Coley und Zeitgenossen erzielten spektakuläre Heilungen in einigen Patienten und versagten bei anderen, indem sie Bakterienextrakte über mehrere Wochen und Monate injizierten (Strep.pyogenes und Serr.marcescens). Die Publikationen damals erreichten nicht heutige Standards an Genauigkeit, deshalb können die wichtigsten Parameter dieser Versuche im Nachhinein nur mühsam gefunden werden. Der Erfolg scheint abzuhängen von i) der besonderen Form des Krebses, ii) der Herstellung des Extraktes, iii) Dauer der Behandung, iv) Ort der Injektion, v) Höhe des erzielten Fiebers sowie möglicherweise vi) dem genetischen Hintergrund des Patienten. 2004 wurde ein Versuch veröffentlicht, 128 der Patienten von Coley mit 1675 Kontrollpatienten aus der SEER-Datenbank zu vergleichen, wobei auf gleiches Alter, Rasse, Krebsstadium und Vorbehandlung geachtet wurde (Richardson et al. (Alt.Ther.Health.Med .5 (1999) 42).
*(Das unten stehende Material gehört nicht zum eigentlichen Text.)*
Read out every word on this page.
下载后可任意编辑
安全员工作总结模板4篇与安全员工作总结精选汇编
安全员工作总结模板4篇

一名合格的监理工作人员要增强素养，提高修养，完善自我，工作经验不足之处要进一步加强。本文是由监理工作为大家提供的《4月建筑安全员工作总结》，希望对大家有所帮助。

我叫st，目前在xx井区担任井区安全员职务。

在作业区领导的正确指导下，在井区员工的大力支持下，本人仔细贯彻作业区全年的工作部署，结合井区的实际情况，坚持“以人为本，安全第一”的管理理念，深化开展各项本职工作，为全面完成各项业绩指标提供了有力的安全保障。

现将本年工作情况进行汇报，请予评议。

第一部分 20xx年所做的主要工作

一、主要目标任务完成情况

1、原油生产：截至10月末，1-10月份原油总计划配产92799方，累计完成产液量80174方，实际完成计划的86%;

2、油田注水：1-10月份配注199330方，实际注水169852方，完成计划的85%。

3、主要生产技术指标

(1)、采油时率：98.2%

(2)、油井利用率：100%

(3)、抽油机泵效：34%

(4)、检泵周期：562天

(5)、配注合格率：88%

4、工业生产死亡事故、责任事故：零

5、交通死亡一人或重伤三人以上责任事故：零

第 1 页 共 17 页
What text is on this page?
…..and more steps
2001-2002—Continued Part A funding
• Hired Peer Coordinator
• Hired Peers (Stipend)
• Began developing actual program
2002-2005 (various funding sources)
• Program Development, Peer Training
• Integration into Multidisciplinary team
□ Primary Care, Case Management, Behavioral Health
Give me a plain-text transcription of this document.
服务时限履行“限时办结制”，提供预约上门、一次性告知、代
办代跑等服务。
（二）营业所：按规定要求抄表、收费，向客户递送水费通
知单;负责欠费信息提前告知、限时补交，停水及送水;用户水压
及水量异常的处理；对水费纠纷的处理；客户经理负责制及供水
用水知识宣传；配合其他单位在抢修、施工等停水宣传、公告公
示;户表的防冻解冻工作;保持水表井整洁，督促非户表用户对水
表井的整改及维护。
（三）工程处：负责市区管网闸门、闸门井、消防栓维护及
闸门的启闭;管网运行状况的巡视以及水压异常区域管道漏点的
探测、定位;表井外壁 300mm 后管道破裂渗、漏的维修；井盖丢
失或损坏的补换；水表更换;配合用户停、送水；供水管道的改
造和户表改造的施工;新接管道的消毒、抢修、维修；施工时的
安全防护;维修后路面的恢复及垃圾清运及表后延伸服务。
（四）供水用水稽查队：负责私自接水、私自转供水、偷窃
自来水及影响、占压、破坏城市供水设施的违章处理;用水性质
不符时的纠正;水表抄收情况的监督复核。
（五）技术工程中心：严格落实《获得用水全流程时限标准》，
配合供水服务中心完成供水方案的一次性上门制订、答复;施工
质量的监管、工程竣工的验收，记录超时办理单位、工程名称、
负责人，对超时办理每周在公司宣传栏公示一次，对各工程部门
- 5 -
Die mediane Überlebensrate war 8,9 Jahre für Coley's Patienten und 7,0 Jahre für die moderne Gruppe. Ralph Moss (pers.comm.) weist darauf hin, dass die Präparate bei Coley sehr variierten. Während die Präparate "Lister formula VIII and Sloan-Kettering formula XIV" unwirksam waren, war die 5-Jahre Überlebensrate für "Buxton formulas IV, V, VI" 58% und 67% mit dem Präparat "Tracy formulas X,XI". Tumornahe Injektionen scheinen besser gewirkt zu haben als systemische Injektionen (in die Blutbahn). Coley's Tochter Helen Coley-Nauts publizierte 1990 einen Übersichtsartikel (Adv.Exp.Med.biol 267, 483-500), demzufolge mit den besten Präparaten und einer Behandlungsdauer von mindestens 6 Monaten die 5-Jahres-Überlebensrate beim Weichgewebesarkom erstaunliche 80% erreichte - allesamt inoperable Fälle.
Welche Substanzen gehören zur Gruppe der PAMP-Moleküle ?
PAMP nennt sich eine heterogene Substanzklasse, zum Beispiel LPS (Lipopolysaccharid aus bakteriellen Zellwänden), Flagellin (ein Protein, das in bakteriellen Geisseln gefunden wird), dsRNA (doppelsträngige RNA aus Viren), CpG-DNA (DNA charakteristisch für Bakterien), Zymosan (eine Substanz aus pathogenen Pilzen) und viele andere mehr. Gemeinsam ist den PAMP, dass sie nicht von menschlichem Gewebe produziert werden und dass dendritische Immunzellen PAMP sehr schnell detektieren und Alarmsignale aussenden können.
Sind PAMP die Auslöser von Spontanheilungen ?
Das ist unsere Annahme, die wir Anfang 2008 begründet haben. Insofern wäre die Bezeichnung "Spontan"-heilung nicht ganz korrekt.
Es heisst immer, der Körper könne sich gegen Krebszellen nicht wehren.
Das mag so aussehen bei Millionen von Krebstoten jedes Jahr, aber Spontanheilungen nach Infekten beweisen das Gegenteil, ebenso wie die Coley-Experimente an hunderten Patienten und unsere eigenen Fallstudien.
Bei den meisten Krebspatienten kann man eine tumorspezifische Immunantwort nachweisen, zum Beispiel in Form von tumorspezifischen Antikörpern und CTL (zytotoxischen T-Zellen). Allerdings ist diese Immunreaktion praktisch immer zu schwach. Denn die Reaktion des adaptiven Immunsystems (CTL, Antikörper) muss durch PAMP (innates Immunsystem) korrekt angestossen werden. Infekte liefern PAMP, Krebszellen nicht. PAMP, insbesondere mehrere PAMP kombiniert wie bei unserer PAMP-Immuntherapie, können eine vorliegende Immunantwort gegen Krebszellen massiv verstärken.